Transparency and Consistency are vital to business.

Say what you are going to do and then do it – to the same standard every time. If you fail on either of these, you’ll create a ‘dislocation of expectation’ with your customers.

There are plenty of other things that leaders need to do in order to scale-up a business but I believe that these are the most important.

Set the foundations – create a reason why, a mission and a vision.

Measure the right things – create some leading KPIs.

Standardise – what does ‘good’ look like?

If you’re able to implement these, you will go a long way to limiting the impact of the ‘growing pains’ that will occur as you scale-up the business and increase the number of people in the organisation.

The elements I’ve written about above are part of our systems-based approach to leadership.

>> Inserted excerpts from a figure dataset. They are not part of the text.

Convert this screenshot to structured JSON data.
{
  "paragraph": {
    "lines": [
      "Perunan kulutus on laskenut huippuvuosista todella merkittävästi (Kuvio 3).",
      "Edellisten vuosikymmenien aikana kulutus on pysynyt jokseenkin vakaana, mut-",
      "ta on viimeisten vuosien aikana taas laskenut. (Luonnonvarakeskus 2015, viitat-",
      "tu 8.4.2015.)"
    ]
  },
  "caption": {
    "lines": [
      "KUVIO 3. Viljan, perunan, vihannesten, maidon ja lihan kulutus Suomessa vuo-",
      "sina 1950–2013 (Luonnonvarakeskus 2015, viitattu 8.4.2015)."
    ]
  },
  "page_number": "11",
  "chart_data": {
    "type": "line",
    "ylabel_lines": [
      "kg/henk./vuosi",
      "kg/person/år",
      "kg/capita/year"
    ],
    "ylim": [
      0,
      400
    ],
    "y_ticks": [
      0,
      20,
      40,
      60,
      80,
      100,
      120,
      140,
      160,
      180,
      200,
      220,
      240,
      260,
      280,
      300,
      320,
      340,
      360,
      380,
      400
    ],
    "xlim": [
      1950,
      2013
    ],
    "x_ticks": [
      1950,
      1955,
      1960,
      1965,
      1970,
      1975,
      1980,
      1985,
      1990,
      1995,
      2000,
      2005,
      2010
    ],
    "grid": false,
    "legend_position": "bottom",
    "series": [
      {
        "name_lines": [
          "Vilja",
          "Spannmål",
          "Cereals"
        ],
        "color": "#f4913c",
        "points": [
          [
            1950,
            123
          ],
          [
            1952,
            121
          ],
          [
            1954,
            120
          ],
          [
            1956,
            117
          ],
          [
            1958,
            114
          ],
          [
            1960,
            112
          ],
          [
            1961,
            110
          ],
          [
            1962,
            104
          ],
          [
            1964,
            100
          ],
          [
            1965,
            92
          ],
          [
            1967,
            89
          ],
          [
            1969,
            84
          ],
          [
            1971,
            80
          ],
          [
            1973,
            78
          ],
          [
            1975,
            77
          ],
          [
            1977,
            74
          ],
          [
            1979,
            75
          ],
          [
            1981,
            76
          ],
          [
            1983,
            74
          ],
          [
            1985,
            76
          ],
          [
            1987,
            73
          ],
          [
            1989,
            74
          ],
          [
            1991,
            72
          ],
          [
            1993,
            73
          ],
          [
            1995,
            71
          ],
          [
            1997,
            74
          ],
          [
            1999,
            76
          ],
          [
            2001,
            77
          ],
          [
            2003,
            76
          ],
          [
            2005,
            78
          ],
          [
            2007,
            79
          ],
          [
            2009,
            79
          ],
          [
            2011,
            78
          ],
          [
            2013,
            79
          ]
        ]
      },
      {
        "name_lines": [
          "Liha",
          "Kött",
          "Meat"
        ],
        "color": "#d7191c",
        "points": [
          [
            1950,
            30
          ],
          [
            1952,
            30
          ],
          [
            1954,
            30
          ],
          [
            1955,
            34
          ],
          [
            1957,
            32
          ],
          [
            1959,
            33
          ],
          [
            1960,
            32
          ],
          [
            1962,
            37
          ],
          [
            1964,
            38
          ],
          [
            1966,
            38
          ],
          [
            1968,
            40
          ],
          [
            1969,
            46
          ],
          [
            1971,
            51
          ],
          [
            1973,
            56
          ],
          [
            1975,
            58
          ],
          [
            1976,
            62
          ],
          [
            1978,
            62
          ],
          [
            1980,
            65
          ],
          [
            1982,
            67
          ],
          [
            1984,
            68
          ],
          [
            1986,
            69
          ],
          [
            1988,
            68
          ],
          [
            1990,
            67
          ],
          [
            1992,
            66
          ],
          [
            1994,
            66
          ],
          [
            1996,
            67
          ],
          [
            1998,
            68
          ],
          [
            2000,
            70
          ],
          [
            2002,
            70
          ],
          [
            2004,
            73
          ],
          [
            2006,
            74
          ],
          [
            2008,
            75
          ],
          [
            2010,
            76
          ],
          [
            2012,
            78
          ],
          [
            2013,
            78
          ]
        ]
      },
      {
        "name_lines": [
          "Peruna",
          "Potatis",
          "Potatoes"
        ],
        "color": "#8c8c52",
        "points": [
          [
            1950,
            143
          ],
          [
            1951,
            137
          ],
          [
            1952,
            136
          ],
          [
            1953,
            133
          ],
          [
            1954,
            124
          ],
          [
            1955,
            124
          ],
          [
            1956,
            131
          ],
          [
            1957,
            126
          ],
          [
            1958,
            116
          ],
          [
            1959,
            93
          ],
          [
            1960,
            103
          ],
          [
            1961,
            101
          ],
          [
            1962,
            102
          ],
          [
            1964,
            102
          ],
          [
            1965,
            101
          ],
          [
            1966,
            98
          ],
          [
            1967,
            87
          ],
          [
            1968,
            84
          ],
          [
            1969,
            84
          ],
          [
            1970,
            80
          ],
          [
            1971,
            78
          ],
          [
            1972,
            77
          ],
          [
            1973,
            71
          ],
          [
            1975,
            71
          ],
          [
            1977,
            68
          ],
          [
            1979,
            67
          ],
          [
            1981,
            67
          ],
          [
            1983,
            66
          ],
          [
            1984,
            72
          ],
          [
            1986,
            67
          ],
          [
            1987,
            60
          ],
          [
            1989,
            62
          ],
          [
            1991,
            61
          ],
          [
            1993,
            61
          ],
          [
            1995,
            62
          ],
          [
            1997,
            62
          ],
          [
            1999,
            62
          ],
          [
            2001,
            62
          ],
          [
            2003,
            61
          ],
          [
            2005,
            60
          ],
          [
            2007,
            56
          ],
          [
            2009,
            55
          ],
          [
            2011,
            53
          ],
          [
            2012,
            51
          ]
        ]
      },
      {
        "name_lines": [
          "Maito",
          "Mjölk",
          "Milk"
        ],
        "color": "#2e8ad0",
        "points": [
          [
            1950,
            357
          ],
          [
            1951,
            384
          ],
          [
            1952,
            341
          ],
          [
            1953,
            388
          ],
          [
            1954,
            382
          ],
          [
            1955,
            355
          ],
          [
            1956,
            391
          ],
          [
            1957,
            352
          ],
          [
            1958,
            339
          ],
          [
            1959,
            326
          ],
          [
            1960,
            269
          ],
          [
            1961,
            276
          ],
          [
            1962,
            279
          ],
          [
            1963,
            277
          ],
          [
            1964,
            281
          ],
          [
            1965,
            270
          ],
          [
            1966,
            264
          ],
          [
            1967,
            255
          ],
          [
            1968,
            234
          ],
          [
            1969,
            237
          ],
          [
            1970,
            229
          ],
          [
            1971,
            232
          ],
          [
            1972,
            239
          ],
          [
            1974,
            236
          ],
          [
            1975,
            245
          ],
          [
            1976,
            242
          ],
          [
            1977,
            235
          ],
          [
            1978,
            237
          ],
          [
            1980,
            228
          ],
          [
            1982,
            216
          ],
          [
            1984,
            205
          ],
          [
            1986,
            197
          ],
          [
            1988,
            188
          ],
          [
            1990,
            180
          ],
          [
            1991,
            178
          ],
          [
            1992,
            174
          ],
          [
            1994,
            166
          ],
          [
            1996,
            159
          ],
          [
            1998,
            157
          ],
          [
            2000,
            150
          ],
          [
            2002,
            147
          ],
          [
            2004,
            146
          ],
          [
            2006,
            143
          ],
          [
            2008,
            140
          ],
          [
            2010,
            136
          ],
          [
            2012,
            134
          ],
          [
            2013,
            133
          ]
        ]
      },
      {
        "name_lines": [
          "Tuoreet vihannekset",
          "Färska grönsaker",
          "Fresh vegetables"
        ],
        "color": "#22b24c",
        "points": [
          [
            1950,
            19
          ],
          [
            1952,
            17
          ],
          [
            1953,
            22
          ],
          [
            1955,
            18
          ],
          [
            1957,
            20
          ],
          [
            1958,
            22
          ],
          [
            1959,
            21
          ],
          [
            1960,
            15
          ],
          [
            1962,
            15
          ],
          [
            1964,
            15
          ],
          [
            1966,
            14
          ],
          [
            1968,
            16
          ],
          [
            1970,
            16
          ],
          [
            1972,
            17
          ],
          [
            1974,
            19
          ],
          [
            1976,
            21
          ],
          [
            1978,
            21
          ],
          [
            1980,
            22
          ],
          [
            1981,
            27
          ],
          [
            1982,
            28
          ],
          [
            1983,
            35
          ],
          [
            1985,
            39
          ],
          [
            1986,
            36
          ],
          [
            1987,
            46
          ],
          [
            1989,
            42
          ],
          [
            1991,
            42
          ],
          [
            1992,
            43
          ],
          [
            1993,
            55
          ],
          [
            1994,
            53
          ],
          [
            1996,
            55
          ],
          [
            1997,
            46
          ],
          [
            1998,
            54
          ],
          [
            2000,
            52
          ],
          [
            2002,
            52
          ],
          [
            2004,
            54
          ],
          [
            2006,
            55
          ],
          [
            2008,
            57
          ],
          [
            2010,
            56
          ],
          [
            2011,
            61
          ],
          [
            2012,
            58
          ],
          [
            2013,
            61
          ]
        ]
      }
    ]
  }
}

Traditional leadership development programmes focus on improving the capability of one person – the leader. This is part of the process but it is not the end-state because any benefits go out the door when that person leaves the company.

Leaders are (or should be) measured on the performance of their people.

We have created a system that makes it easy for people to lead and create high-performing organisations. We focus on improving the capability of the whole team instead of one individual. This is why we are able to generate such enormous savings in capacity – typically a day per week per person – sometimes more.

Our changes remain long after we have gone because we change the behaviour of your people – and this is the only way to create a truly high performing organisation.